According to Princess Katharine, vampires are vulnerable to silver just as the Third Race are vulnerable to iron. Whether this has any basis in fact or is simply medieval superstition remains to be seen. ("Ill Met By Moonlight")

Greg Weisman has confirmed the existence of vampires in the Gargoyles Universe, though as yet none have appeared in the canon. Greg has mentioned (perhaps not entirely seriously) that vampires in the Gargoyles Universe "have soulful eyes". [2]

Real World Background

Tales of bloodsucking demons, monsters and evil spirits are practically ubiquitous in the folklore of almost every human culture, from the demoness Lilith of ancient Jewish legend to the chupacabra of modern cryptozoology.

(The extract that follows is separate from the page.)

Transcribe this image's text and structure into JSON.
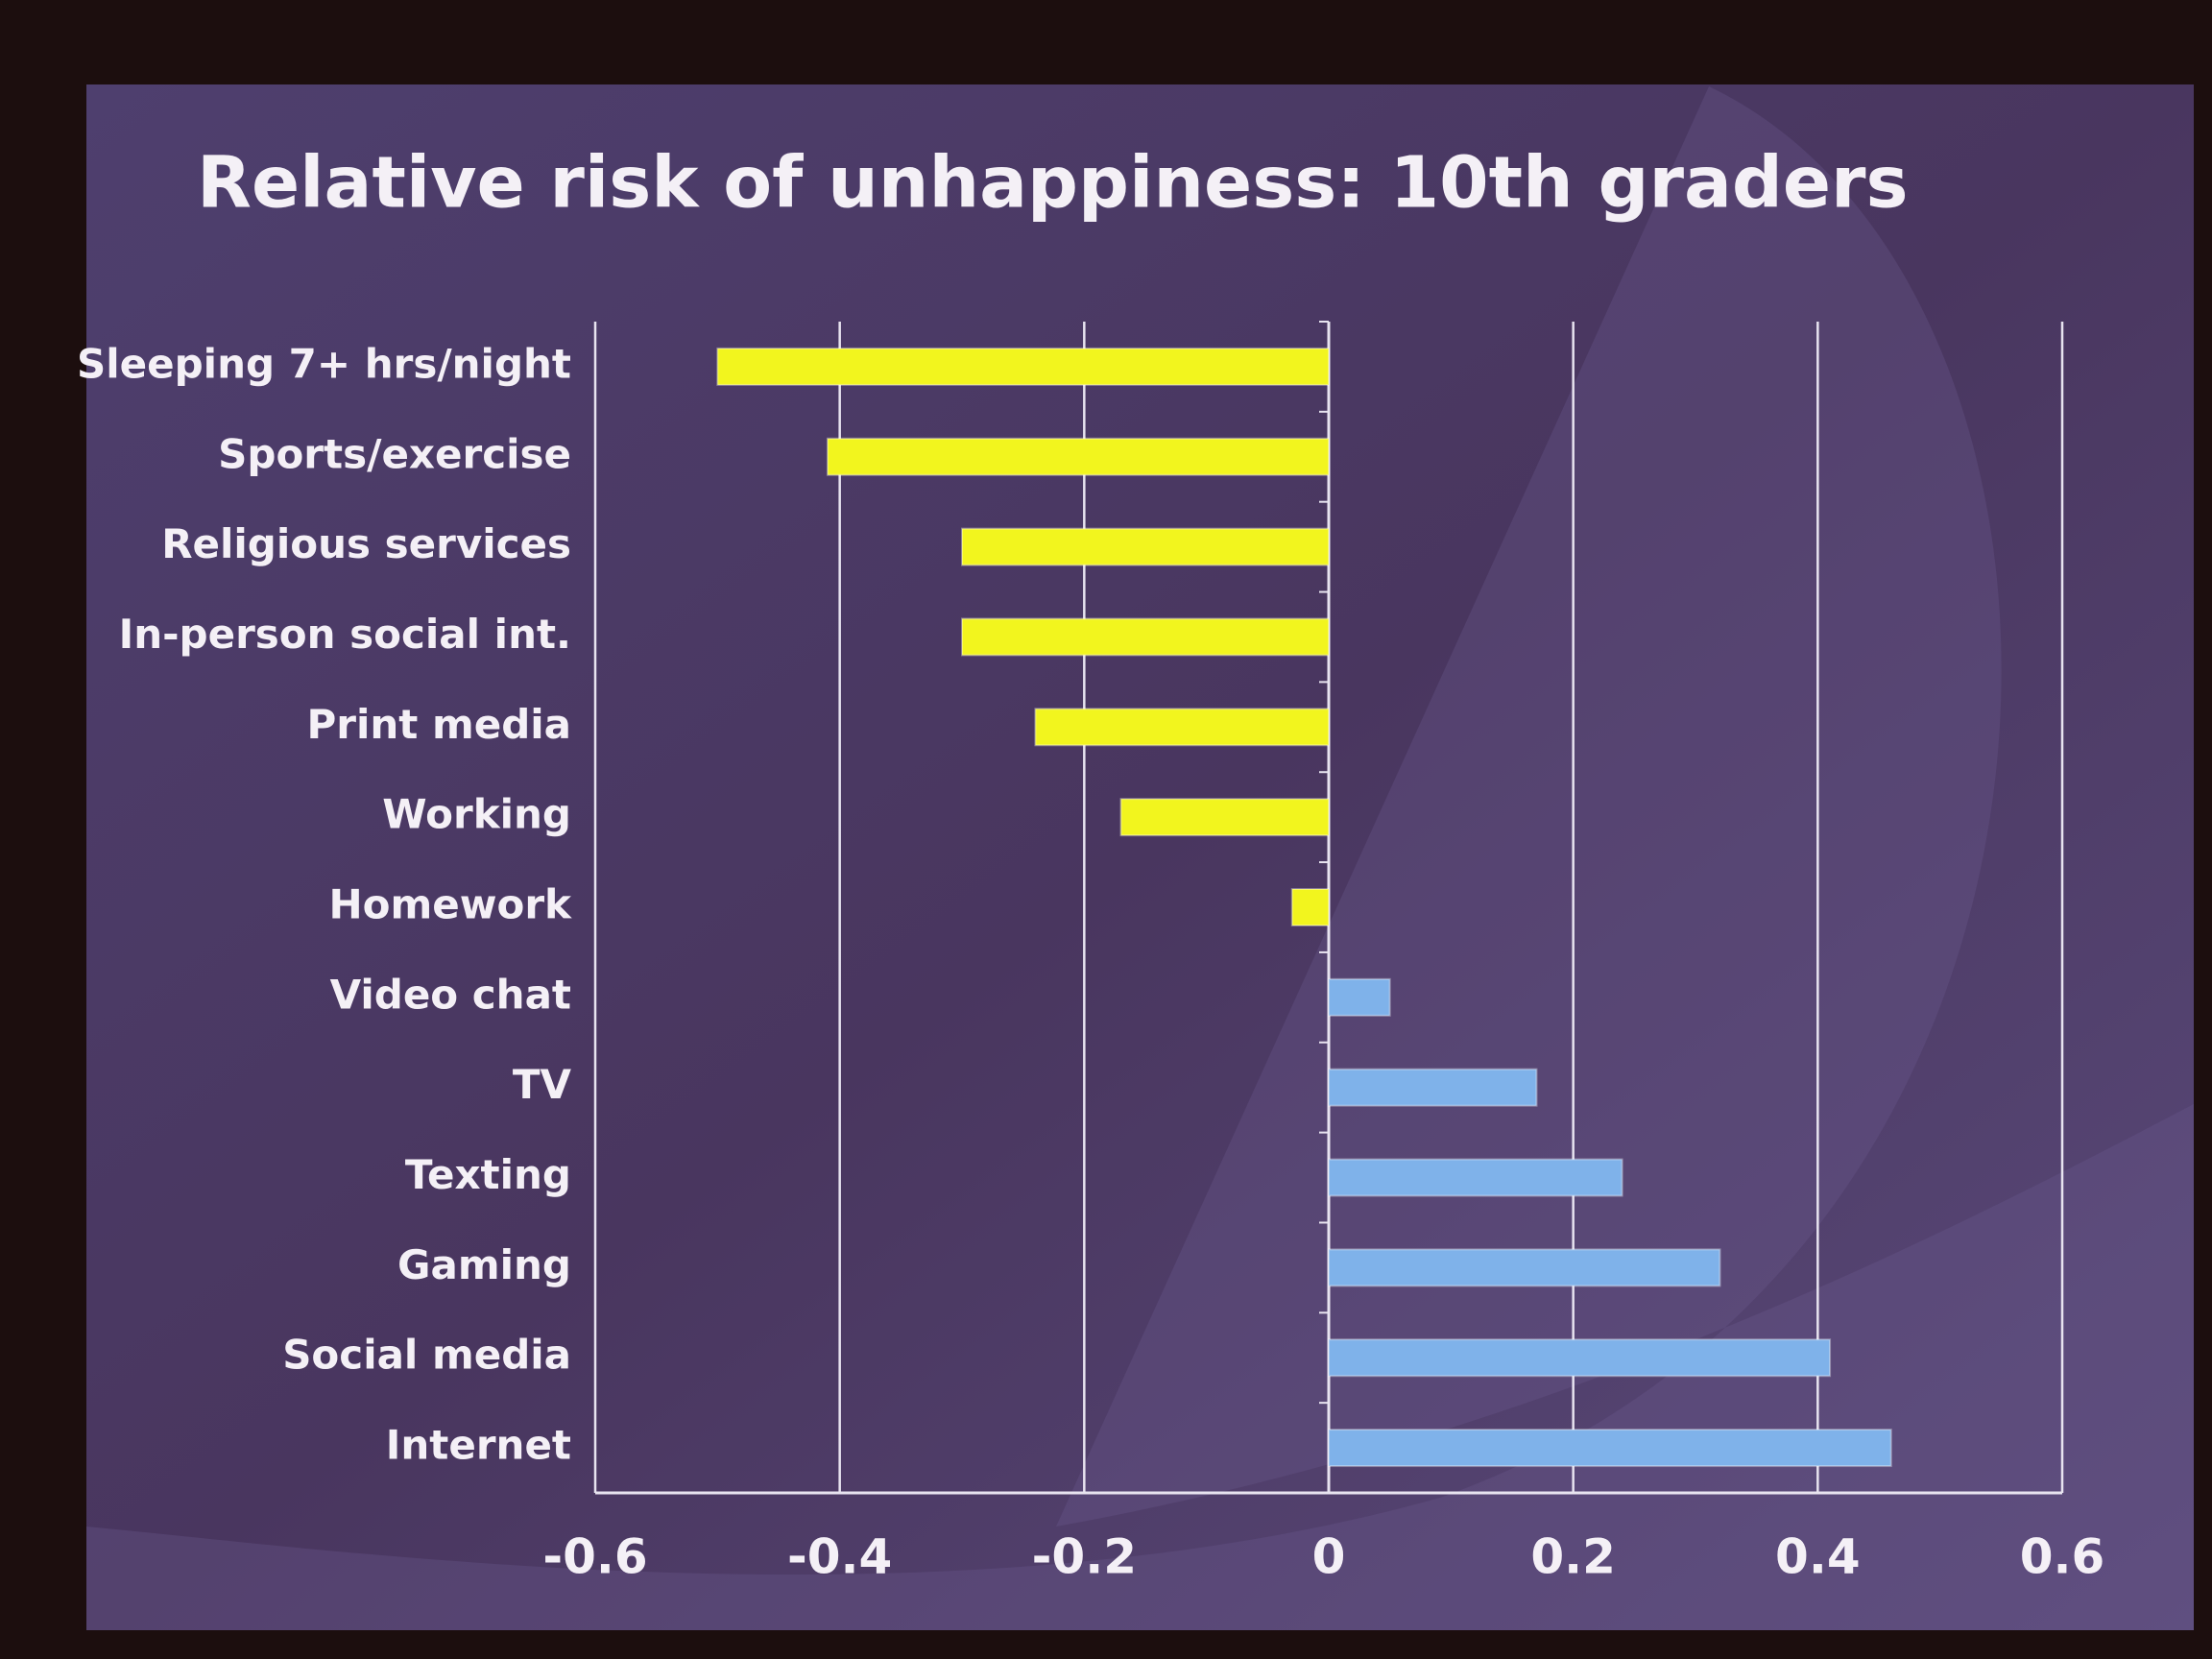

The popular conception of vampires, however, is mainly based on the folklore of medieval eastern Europe. According to this folklore, vampires are undead revenants who rise from their graves at night to feed on the blood of the living. These early folkloric vampires were often described as bloated, ruddy and wearing burial shrouds.

In the 19th century the vampire became a popular figure of gothic literature, beginning with John Polidori's The Vampyre in 1819, which introduced the concept of the suave, aristocratic vampire. This trend continued throughout the 19th century, culminating in the publication of Dracula by Bram Stoker in 1897. Stoker's novel is still considered the definitive vampire novel, spawning an entire genre of vampire fiction that includes books, movies, TV shows, comics and even musicals.